= Henry Strong Price =

Australian sheep pastoralist

Henry Strong Price (8 May 1825 – 30 November 1889), generally known as H.S. Price, or simply Harry Price, was a pioneer sheep pastoralist of South Australia, best known as founder and proprietor of Wilpena Station at Wilpena Pound, now part of the Ikara-Flinders Ranges National Park.

==Early life==
Born at Marlborough, Wiltshire on 8 May 1825, Price was the second son of Peninsula War veteran Captain David Molloy Price of the 36th Regiment, and Mary, nee Strong. His elder brother, who remained in England, was Dr. Richard Edmonds Price (1822-1900), M.R.C.S., a captain in the Royal Wiltshire Yeomanry and a mayor of Marlborough.

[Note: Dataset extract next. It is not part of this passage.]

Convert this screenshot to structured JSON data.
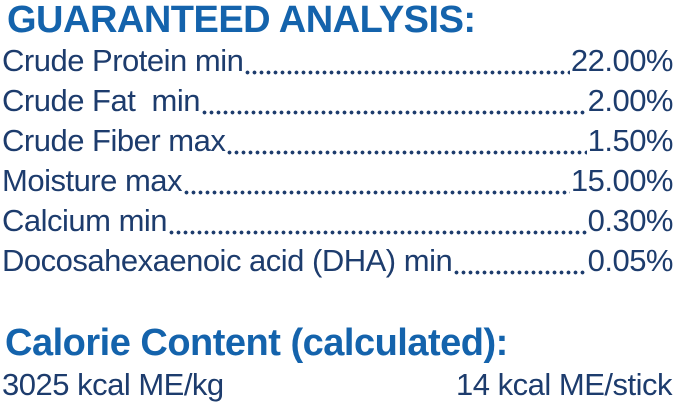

Seeking adventure and fortune in his own right, Price arrived in South Australia as a cabin passenger on the barque Fortitude in April 1842, just a month before his seventeenth birthday.
The newly arrived youth became connected that same year with Charles Campbell, a livestock overlander from New South Wales. In January 1843 Campbell and Price took out an occupation licence for a grazing run in the Mid North of South Australia at Hill River, their resident stock keeper being William Roach. By 1844 Campbell and Price had parted, moving on to other interests. In the case of Price, he had soon expanded his pastoralist pursuits to include both the Mid North and Eyre Peninsula.

Price eventually made his way over to nearby Booborowie Station, owned by brothers William Browne and John Browne, both medical doctors, also from Wiltshire, with whom he then began a lasting and intimate connection. He not only managed some of their pastoral interests, but also went into working partnerships with them. As well, years later, the Price and Browne families became related when Harry Price's daughter, Helen Mary, married to Leonard, eldest son of Dr William Browne.

Another daughter of Price, Florence Annie Price, married John Jervois, eldest son of Sir William Jervois, Governor of South Australia 1877-83. Governor Jervois named the Yorke Peninsula coastal township of Price after her.

Harry Price was a busy young man. In 1851 he pioneered and then managed the Browne's 800 square mile Wilpena Station in the Flinders Ranges, which included the recently discovered Wilpena Pound, a spectacular natural amphitheatre. In doing so he selected the picturesque site for the first homestead, beside Wilpena Creek, upon a flat studded with noble native pines and majestic red gums, flanked by the soaring range of the pound.

==Canowie Station==
When the Brown brothers rented out the Wilpena run in 1853, Price moved back south to manage their Canowie run, the former manager William Warwick having resigned to take up his own Holowiliena run. For nearly four years Price ran Canowie for the Brownes, gaining a half share interest through monetary input and labour. Due to the economic depression in South Australia which followed the Victorian gold rush, Price made few improvements to Canowie, which was sold in January 1858.

==Wilpena Station==
Nevertheless, as a result of the Canowie sale Price was able to buy Wilpena in his own right in 1861, paying £40,400 to the Browne brothers for the lease, including livestock comprising some 17,000 sheep. That same year, 1861, copper mines opened at Blinman and Wilpena homestead was directly on the busy road between Kanyaka and Blinman. Wilpena was paradise for Price, who was destined to hold it for nearly four decades.

Price had many successes at Wilpena, at times shearing huge numbers of sheep, but he was also much reduced by droughts, particularly that of 1864-66. In common with pastoralist stations in remote districts, he established a small village of buildings including homestead, blacksmith's shop, store, workers' cottages, cemetery, stables, yards, and shearing shed. He also authorised an eating house to cater for travellers thronging the Blinman road.

Although Price owned Wilpena Station until his death, in later years he employed resident managers and overseers while he generally resided in suburban Adelaide at his Mitcham estate, Delamere. From there he presided over not only his own pastoralism interests but also those of Dr William Browne, for whom he held power of attorney. He also held several directorships and successfully invested in Broken Hill mining shares. He died at Mitcham on 30 November 1889, aged 65. His wife Ellen died just five days later, on 4 December 1889. Both are interred at Mitcham Cemetery.

His portrait and biography appear in Pastoral Pioneers of South Australia, volume II, pp 40–41.